If you are for the first time at a poker table, you may have great problems to understand the discussions between the players. Equally valid for online poker, where, in the chat room, internets talk about their hands, about the action of one of the opponents or about poker in general.
This is because, over time, Hold’em has created a specific language, which, for a neophyte, may seem at many times like a foreign language.
In the following we will try to identify and explain the most popular terms in poker, which could create understanding problems.
Glossary for the most used terms in poker
All-in-when the player puts all his sheets into play, in a possible. If it is paid by several fighters, and the respective has fewer chips, the dealer will create a side-up, to which only the other players have access.
Ante – the sheets that all players have to put in can before dividing the books, independent of blinds. Generally, the ante in the final phases of the tournaments are used to stimulate the action.
Back Door – a hand that needs a tower and river to become a winner. “Back Door Flush”: the player can combine only three books of the same color (let’s say the trefle), but on the last two streets there are two more books with this symbol.
Bad drunk – a very good hand is defeated by another, which, in some cases, can be completed late. Term used in general when a player apparently loses with the strongest hand.
Big Slick – Nickname used to identify the combination of AK books.
Blinds – the sheets that the first two players on the left of the dealer must put in the flop from the beginning, until the books are divided.
Bluff – bet with a weak hand, in the hope that the others will fold and you will have access to an pot that, under normal conditions, you would lose.
Calling Station – an opponent who pays with any books, having a very loosal style. Often used in a pejorative sense, because sometimes it happens that such players will complete their hand on the tower or river, although they had very small chances.
Check Raise – when it’s your turn you choose not to ask, because then, to the extent that someone is laughing, you will come up with re -raise. An advanced strategy, which can mean hiding an excellent tomorrow, but also a play made so that you force the other to throw itself.
Donkey – used to identify players who evolve extremely weak and pay very often, even if probabilities are always against them.
Double Belly Bush – a hand that has two possibilities to complete the winner. Example: you have KJ in your hand, and on the flop I come 7 9 10. With any 8 or q you do, giving you the same number of outs (winning variants) – 8 books (four optors, four ladies) – like a ” Open Ended Straight Draw “(Chinted in two heads).
Flop – After the first round of betting, you will see the first three common books, which bear this name.
Gutshot (Inside Straight Draw) – a wearing draw that has only four outsks to complete. If you have a QJ in your hand, and on the flop there are 8 and 9, only the four decays in the package can help you for much coveted chin.
Heads -up – Poker game one vs one. There is the possibility to play against a single opponent from the beginning, if you choose this type of game, but most of the time it is used to designate the last two players left in a tour.
To isolate – to make a raise with the intention of causing others to fold, so that you stay in a single opponent.
Limp – to go with “call” to one hand, without other claims of enlargement.

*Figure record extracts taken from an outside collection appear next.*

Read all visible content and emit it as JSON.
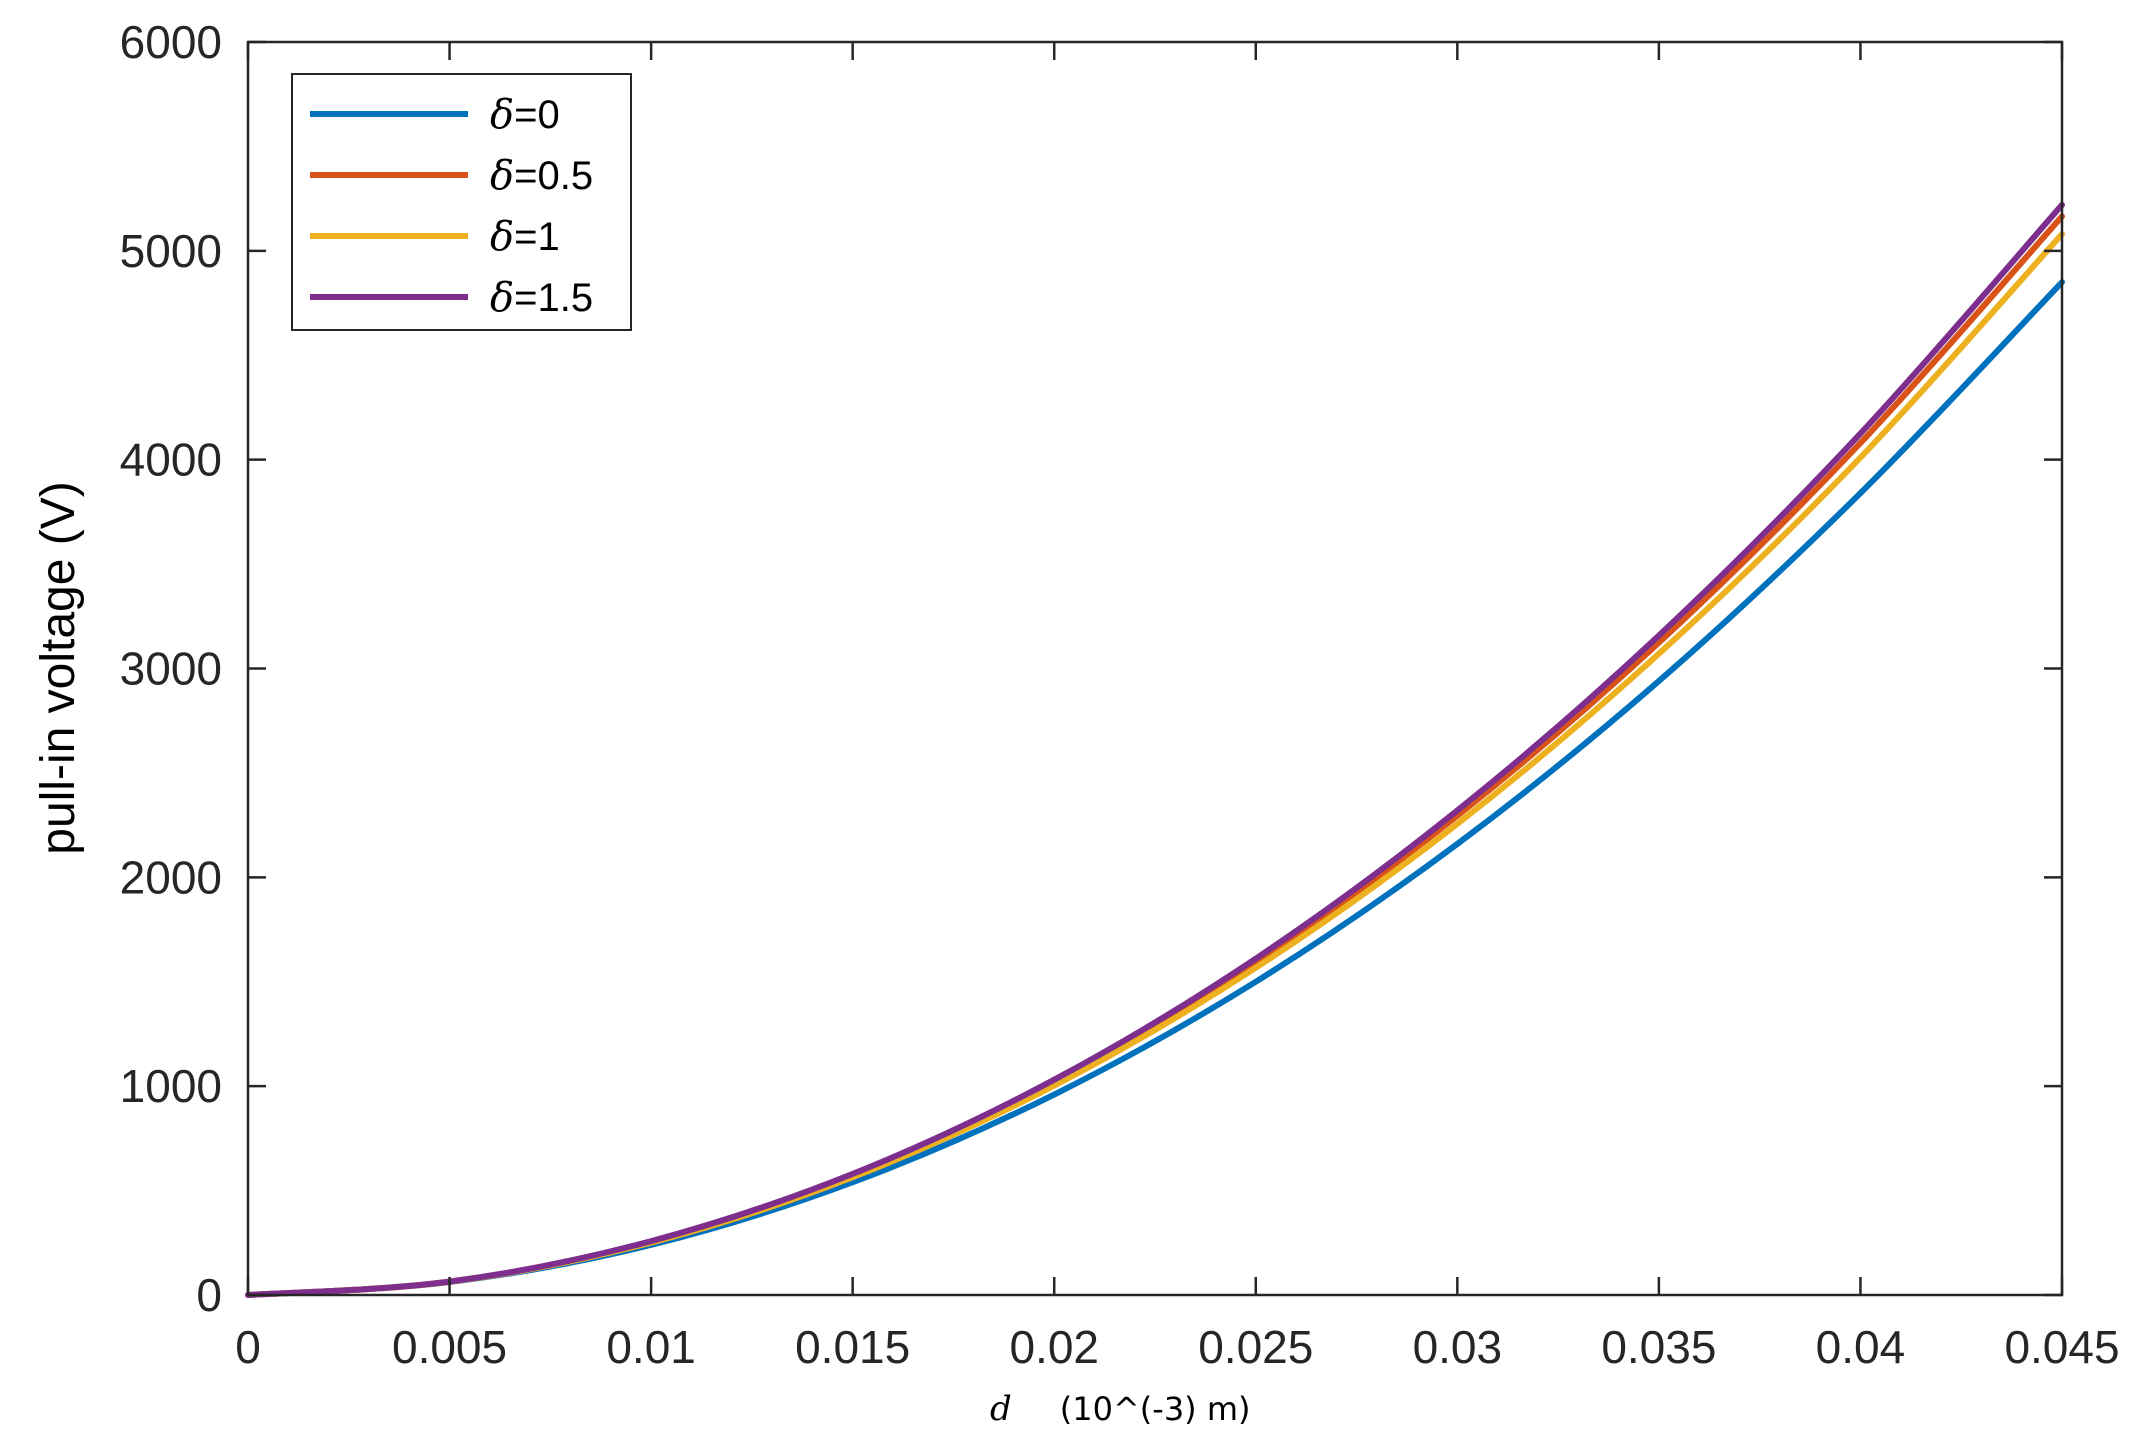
{
  "chart_data": {
    "type": "line",
    "xlabel": {
      "symbol": "d",
      "unit": "(10^(-3) m)"
    },
    "ylabel": "pull-in voltage (V)",
    "xlim": [
      0,
      0.045
    ],
    "ylim": [
      0,
      6000
    ],
    "xticks": [
      0,
      0.005,
      0.01,
      0.015,
      0.02,
      0.025,
      0.03,
      0.035,
      0.04,
      0.045
    ],
    "xtick_labels": [
      "0",
      "0.005",
      "0.01",
      "0.015",
      "0.02",
      "0.025",
      "0.03",
      "0.035",
      "0.04",
      "0.045"
    ],
    "yticks": [
      0,
      1000,
      2000,
      3000,
      4000,
      5000,
      6000
    ],
    "ytick_labels": [
      "0",
      "1000",
      "2000",
      "3000",
      "4000",
      "5000",
      "6000"
    ],
    "grid": false,
    "legend_position": "top-left",
    "x": [
      0,
      0.005,
      0.01,
      0.015,
      0.02,
      0.025,
      0.03,
      0.035,
      0.04,
      0.045
    ],
    "series": [
      {
        "name_symbol": "δ",
        "name_value": "=0",
        "color": "#0072BD",
        "values": [
          0,
          62,
          240,
          540,
          960,
          1500,
          2160,
          2940,
          3840,
          4850
        ]
      },
      {
        "name_symbol": "δ",
        "name_value": "=0.5",
        "color": "#D95319",
        "values": [
          0,
          64,
          255,
          574,
          1020,
          1594,
          2295,
          3124,
          4080,
          5165
        ]
      },
      {
        "name_symbol": "δ",
        "name_value": "=1",
        "color": "#EDB120",
        "values": [
          0,
          63,
          251,
          564,
          1003,
          1567,
          2256,
          3071,
          4010,
          5080
        ]
      },
      {
        "name_symbol": "δ",
        "name_value": "=1.5",
        "color": "#7E2F8E",
        "values": [
          0,
          64,
          258,
          580,
          1031,
          1611,
          2320,
          3158,
          4125,
          5220
        ]
      }
    ]
  }
}
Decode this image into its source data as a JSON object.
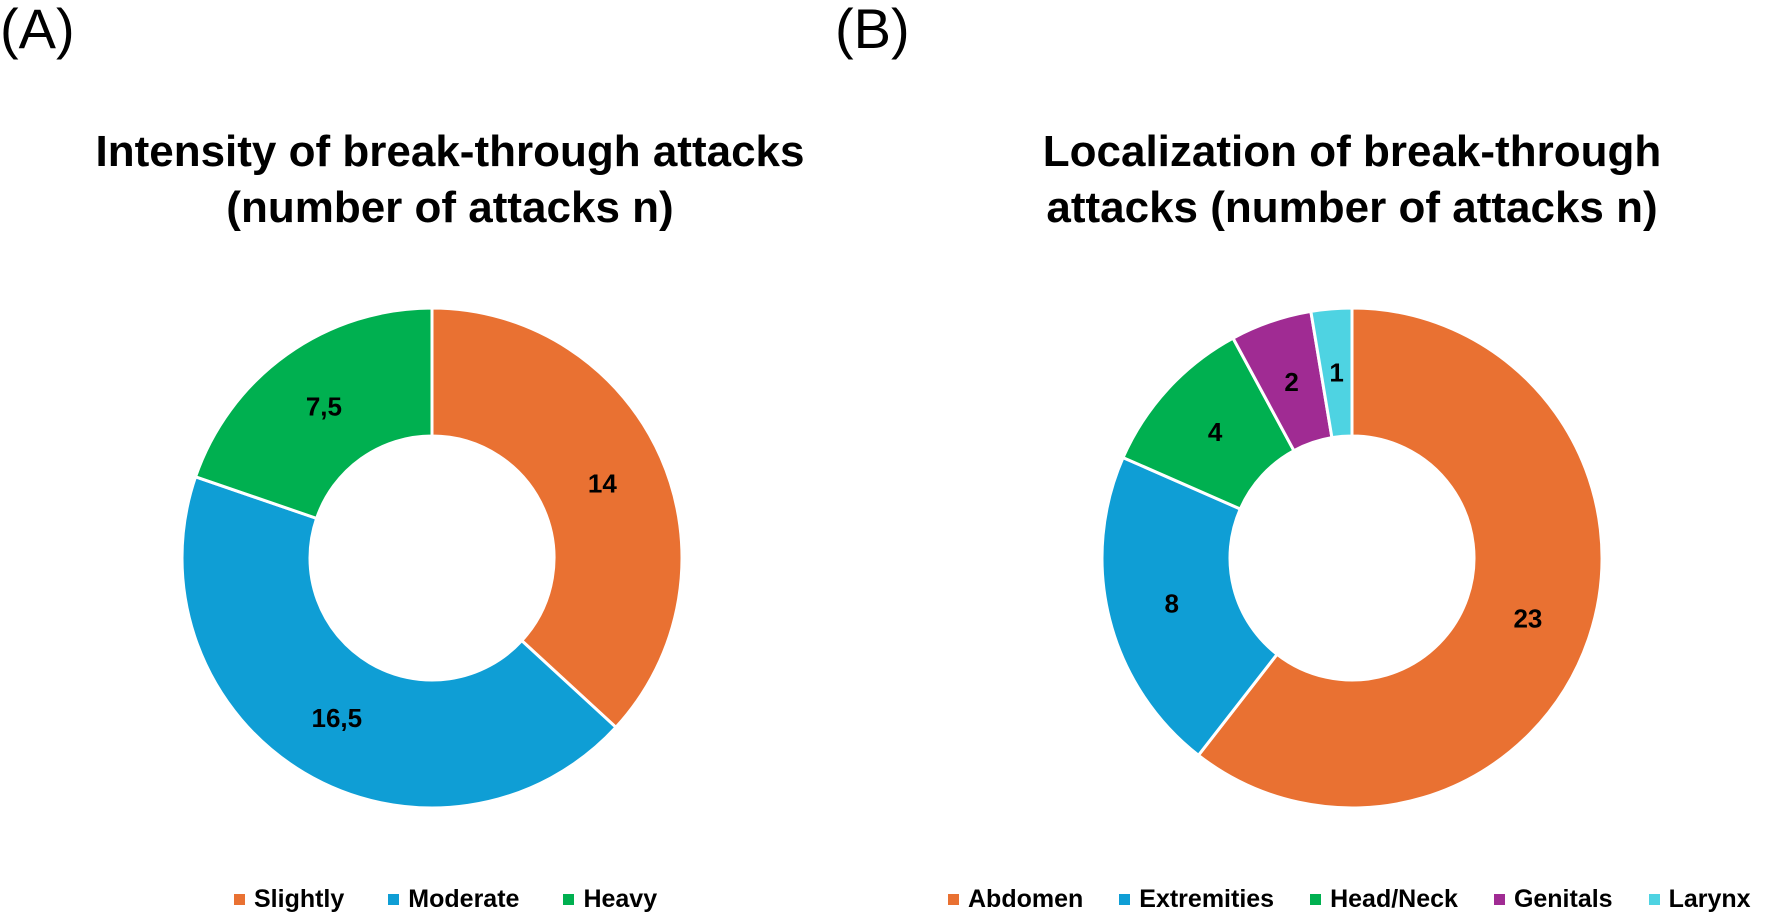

Monster – an excellent hand, which is almost certainly winning.
Mick – to fold the books, without showing others. You accept that the other is better than you and you don’t want to give additional details about what you had in your hand.
Nuts (also called “The Brazils”) – the best possible hand, the best combination of books at that time.
Out – the book that can improve your hand noticeable so that this becomes, almost certainly, the best. Example: you have a 3 rhombus in your hand, and two other rhombuses come on the flop. You currently have 9 outs (the nine rhombuses left in the pack) to make color (flush).
Pochet Rockets (American Airlines) – designates a pair of aces in someone’s hand.
Quads – term used for the box (four books of the same kind).
RAGS – book without any apparent significance, which helps absolutely nothing.
Rainbow – three (on the flop) or four books (on the tower) of different colors, which do not allow someone to take color.
River – the last book in Community Card, fifth.
Runner -unner – a hand that is complemented by the last two books (on the tower and river). When you own, for example, two cups in hand, and only one red heart book appears on the flop; However, on the last two streets, the dealer will put two other cups.
Sandbag – when you initially hide the power of your hand, preferring to play slow so you can allow the opponent to catch something that would justify introducing chips into POT. Only at the end of your hand will you try to make the most of your excellent hand and extract as many sheets as possible.
Set – when you have a pair in your hand (say 77), and another 7 pieces made with two books in your hand appears.
Tilt – the times when you feel frustration, in which you lose control. The phenomenon by which a player turns because of the accumulated nerves is called “tiltare” and can be decisive in losing all the chips in front. Tilt usually occurs when you hit a drunk bad or you lose an extremely big.
Trips – three pieces, but made with a single book in hand and two on the board.
Tower – the fourth book from the common board, between flop and river.
Under the Gun – the player who has to act first at the game table, the first to the left of the dealer button.
Wheel-the smallest Chinta: A-2-3-4-5. It also bears the name of “bicycle”.
Knowing the majority of the mentioned terms is essential to understand what is happening at the game table. Thus, you will also speak on the language of the opponents and you will understand without difficulty what communicates.